Neozoa - gebietsfremde Tierarten

Gebietsfremde Arten

Gebietsfremde Arten sind Arten, welche aufgrund der menschlichen Aktivität absichtlich (eingeführt) oder unabsichtlich (eingeschleppt) von ihrem ursprünglichen biogeographischen Verbreitungsgebiet in ein Gebiet eingebracht wurden, in welchem sie zuvor nicht vorgekommen sind. Eine Art kann also in der Schweiz in einem Gebiet heimisch sein, in einem anderen jedoch gebietsfremd. Dies ist zum Beispiel bei der Würfelnatter (natrix tessellata) der Fall, welche natürlicherweise im Tessin vorkommt, jedoch an verschiedenen Schweizer Seen nördlich der Alpen ausgesetzt wurde und dort nun gebietsfremd ist. Arten, welche sich natürlicherweise ausbreiten, auch wenn dies durch die Klimaerwärmung begünstigt wird, gelten nicht als gebietsfremd.

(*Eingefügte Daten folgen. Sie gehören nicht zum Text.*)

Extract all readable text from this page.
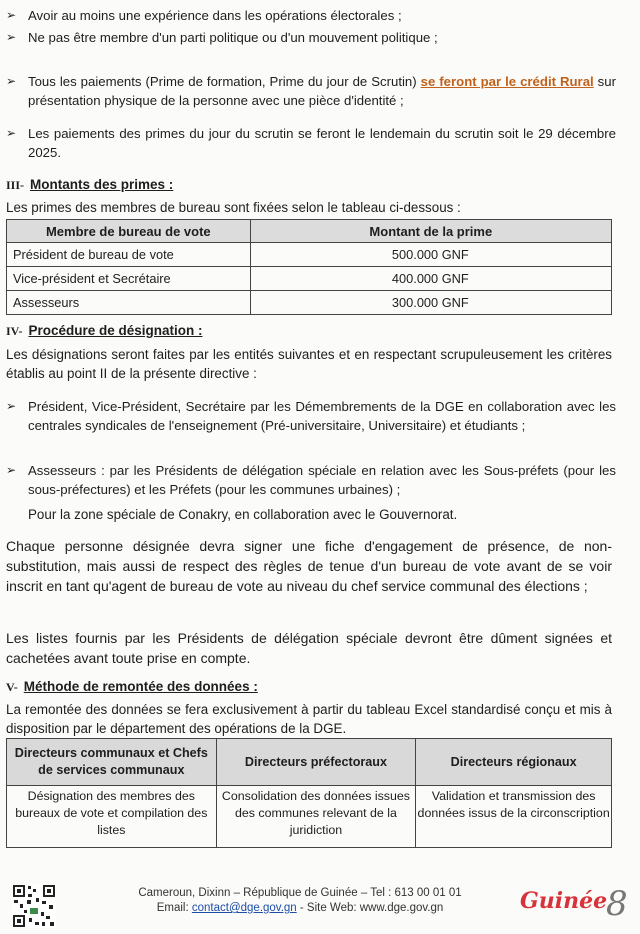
➢ Avoir au moins une expérience dans les opérations électorales ;
➢ Ne pas être membre d'un parti politique ou d'un mouvement politique ;
➢ Tous les paiements (Prime de formation, Prime du jour de Scrutin) se feront par le crédit Rural sur présentation physique de la personne avec une pièce d'identité ;
➢ Les paiements des primes du jour du scrutin se feront le lendemain du scrutin soit le 29 décembre 2025.
III- Montants des primes :
Les primes des membres de bureau sont fixées selon le tableau ci-dessous :
Membre de bureau de vote	Montant de la prime
Président de bureau de vote	500.000 GNF
Vice-président et Secrétaire	400.000 GNF
Assesseurs	300.000 GNF
IV- Procédure de désignation :
Les désignations seront faites par les entités suivantes et en respectant scrupuleusement les critères établis au point II de la présente directive :
➢ Président, Vice-Président, Secrétaire par les Démembrements de la DGE en collaboration avec les centrales syndicales de l'enseignement (Pré-universitaire, Universitaire) et étudiants ;
➢ Assesseurs : par les Présidents de délégation spéciale en relation avec les Sous-préfets (pour les sous-préfectures) et les Préfets (pour les communes urbaines) ;
Pour la zone spéciale de Conakry, en collaboration avec le Gouvernorat.
Chaque personne désignée devra signer une fiche d'engagement de présence, de non-substitution, mais aussi de respect des règles de tenue d'un bureau de vote avant de se voir inscrit en tant qu'agent de bureau de vote au niveau du chef service communal des élections ;
Les listes fournis par les Présidents de délégation spéciale devront être dûment signées et cachetées avant toute prise en compte.
V- Méthode de remontée des données :
La remontée des données se fera exclusivement à partir du tableau Excel standardisé conçu et mis à disposition par le département des opérations de la DGE.
Directeurs communaux et Chefs de services communaux	Directeurs préfectoraux	Directeurs régionaux
Désignation des membres des bureaux de vote et compilation des listes	Consolidation des données issues des communes relevant de la juridiction	Validation et transmission des données issus de la circonscription
Cameroun, Dixinn – République de Guinée – Tel : 613 00 01 01
Email: contact@dge.gov.gn - Site Web: www.dge.gov.gn	Guinée
8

In der Schweiz wurden bisher rund 600 gebietsfremde Arten beobachtet. Eine systematische Überarbeitung der Liste dieser Arten ist in Arbeit.

 

Invasive gebietsfremde Arten​

Invasive gebietsfremde Arten sind gebietfremde Arten (wie oben beschrieben), welche ein hohes Ausbreitungsverhalten zeigen und welche ein grosses Schadenspotential aufweisen.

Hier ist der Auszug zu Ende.